Excellent succulent collection!!


----------



## Hera (May 31, 2011)

Nice collection. I bet they don't take as long to water as the orchids.


----------



## Sirius (May 31, 2011)

Hera said:


> Nice collection. I bet they don't take as long to water as the orchids.



Ha, actually they take longer! I let them dry in between watering, but that just makes it harder to get them to re-absorb water. I have to fill up the top of the pot, and wait for it to soak in, then fill it up some more, and wait some more. A few of them also get misted when I mist the epicactus.


----------



## Eric Muehlbauer (May 31, 2011)

I have most of those...already posted my Avonia pix. The blooms are larger than the plant! Waiting for my Anacampseros to grow more....great blooms. My youngest son is the succulent fanatic...he has me going on ebay constantly...he's got a whole bunch more coming in the mail.


----------



## Sirius (May 31, 2011)

Eric Muehlbauer said:


> I have most of those...already posted my Avonia pix. The blooms are larger than the plant! Waiting for my Anacampseros to grow more....great blooms. My youngest son is the succulent fanatic...he has me going on ebay constantly...he's got a whole bunch more coming in the mail.



There are so many available species and hybrids, I feel for you. Do you ever have to reign in his buying, or does he pace himself? 

I saw your Avonia pics. I love it, I just hope I can keep it alive. Mine is the pink flowered form, but I have the white flowered form on my wish list. 

Succulents are the only plant family that I have the ability to acquire slowly. I only buy species, and only if they truly win me over. My wish list is so small, Avonia alstonii and Kalanchoe marmorata.


----------



## Eric Muehlbauer (Jun 1, 2011)

I haven't tried to rein him in, because I want to encourage his enthusiasm. I also know that he's happy when he gets into these plants and asks me about getting him others. Plus, they are a hell of a lot cheaper than orchids! A whole order of succulents is still no more than the cost of an individual orchid, much of the time. I did splurge on a Welwitchia for him...I feel that I owe it to him. I had gotten a bunch of seeds from Aaron Hicks a while back...successfully germinated them, but couldn't keep them alive. This way we may have a better chance at success.


----------



## Sirius (Jun 1, 2011)

Is he reliably taking care of them, or do you have to remind him? oke: It's good that he is taking an interest in plants. I bet most of us here had some sort of early introduction to plants, and it followed us into adult hood. 

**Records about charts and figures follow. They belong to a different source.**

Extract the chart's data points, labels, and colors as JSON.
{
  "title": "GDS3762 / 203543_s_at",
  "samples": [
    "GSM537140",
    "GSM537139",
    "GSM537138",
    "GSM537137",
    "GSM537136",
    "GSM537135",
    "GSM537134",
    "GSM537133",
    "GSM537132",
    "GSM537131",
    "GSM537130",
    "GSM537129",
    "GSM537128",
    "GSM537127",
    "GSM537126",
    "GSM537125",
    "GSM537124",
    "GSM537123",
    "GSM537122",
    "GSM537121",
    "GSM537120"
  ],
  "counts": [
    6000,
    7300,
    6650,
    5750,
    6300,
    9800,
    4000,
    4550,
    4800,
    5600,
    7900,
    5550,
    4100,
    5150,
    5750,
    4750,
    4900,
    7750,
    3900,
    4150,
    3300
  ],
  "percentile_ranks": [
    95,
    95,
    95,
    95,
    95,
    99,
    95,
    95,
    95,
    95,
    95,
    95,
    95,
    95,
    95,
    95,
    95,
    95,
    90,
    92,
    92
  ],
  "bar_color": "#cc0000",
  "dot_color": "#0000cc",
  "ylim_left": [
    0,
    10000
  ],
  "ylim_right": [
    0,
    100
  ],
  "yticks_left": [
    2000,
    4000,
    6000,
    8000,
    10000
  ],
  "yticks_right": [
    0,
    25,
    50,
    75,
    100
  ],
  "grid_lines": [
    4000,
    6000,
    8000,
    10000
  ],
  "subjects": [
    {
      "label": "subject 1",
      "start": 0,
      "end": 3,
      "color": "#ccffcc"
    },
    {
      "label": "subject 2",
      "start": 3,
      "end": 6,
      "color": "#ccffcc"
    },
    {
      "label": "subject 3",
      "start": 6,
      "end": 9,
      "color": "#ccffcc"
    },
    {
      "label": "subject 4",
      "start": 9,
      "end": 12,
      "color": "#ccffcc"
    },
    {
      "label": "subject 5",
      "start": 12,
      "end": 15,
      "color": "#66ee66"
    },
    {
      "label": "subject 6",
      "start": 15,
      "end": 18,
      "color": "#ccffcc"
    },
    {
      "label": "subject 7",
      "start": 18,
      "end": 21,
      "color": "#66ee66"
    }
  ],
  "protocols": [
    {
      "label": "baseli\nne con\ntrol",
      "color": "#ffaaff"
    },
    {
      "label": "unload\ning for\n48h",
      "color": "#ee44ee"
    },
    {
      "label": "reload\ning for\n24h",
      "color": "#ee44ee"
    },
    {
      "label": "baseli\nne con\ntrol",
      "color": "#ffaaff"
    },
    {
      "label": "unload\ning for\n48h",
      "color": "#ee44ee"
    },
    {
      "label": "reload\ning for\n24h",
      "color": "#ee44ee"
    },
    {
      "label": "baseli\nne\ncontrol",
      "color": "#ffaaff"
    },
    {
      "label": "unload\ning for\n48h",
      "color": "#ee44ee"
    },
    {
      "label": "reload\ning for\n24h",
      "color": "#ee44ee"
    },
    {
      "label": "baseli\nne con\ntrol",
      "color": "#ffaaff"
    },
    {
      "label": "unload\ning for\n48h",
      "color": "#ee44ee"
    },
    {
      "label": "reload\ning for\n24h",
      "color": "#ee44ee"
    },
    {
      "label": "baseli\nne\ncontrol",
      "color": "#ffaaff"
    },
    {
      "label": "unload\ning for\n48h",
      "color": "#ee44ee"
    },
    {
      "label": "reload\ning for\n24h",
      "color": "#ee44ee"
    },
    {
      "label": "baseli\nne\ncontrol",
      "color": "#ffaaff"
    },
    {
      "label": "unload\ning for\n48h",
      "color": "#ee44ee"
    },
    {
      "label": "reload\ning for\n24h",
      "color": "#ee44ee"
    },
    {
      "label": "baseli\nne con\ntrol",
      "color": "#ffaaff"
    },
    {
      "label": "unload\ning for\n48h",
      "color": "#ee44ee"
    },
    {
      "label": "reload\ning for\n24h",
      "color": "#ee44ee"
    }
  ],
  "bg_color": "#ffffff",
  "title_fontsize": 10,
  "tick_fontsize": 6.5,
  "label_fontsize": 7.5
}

Can you throw out some names of some of the neat miniature and compact growers that you have Eric? I like to grow under supplemental T5 lighting, and the taller ones all seem to start growing away from the light after a certain height.


----------



## Marc (Jun 1, 2011)

Sirius said:


> Is he reliably taking care of them, or do you have to remind him? oke: It's good that he is taking an interest in plants. I bet most of us here had some sort of early introduction to plants, and it followed us into adult hood.



/me signs up for the "I got indoctrinated with Orchidfever by my parents" club


----------



## Eric Muehlbauer (Jun 1, 2011)

While I'm doing the work, he's monitoring the plants and telling me what to do. Since I'm dealing with plants all the time, its no big deal for me. As for these mini succulents, he just showed me his Pseudolithos cubiformus, a tiny (1") cube, a stapeliad with at least 2 clusters of flower buds. Of course I'll post photos when they open. Next to it is P. miguritinus, which is round rather than cuboidal...looks just like a puffball. He's got a whole range of small Euphorbia's and Crassula's. On a larger scale, he's really into Alluaudia's (Madagascar is a big fixation for him, topic of one of his major college papers this term) and he discovered a miniature one on ebay...the infinite source of his succulents.


----------



## biothanasis (Jun 2, 2011)

Very cute all!!


----------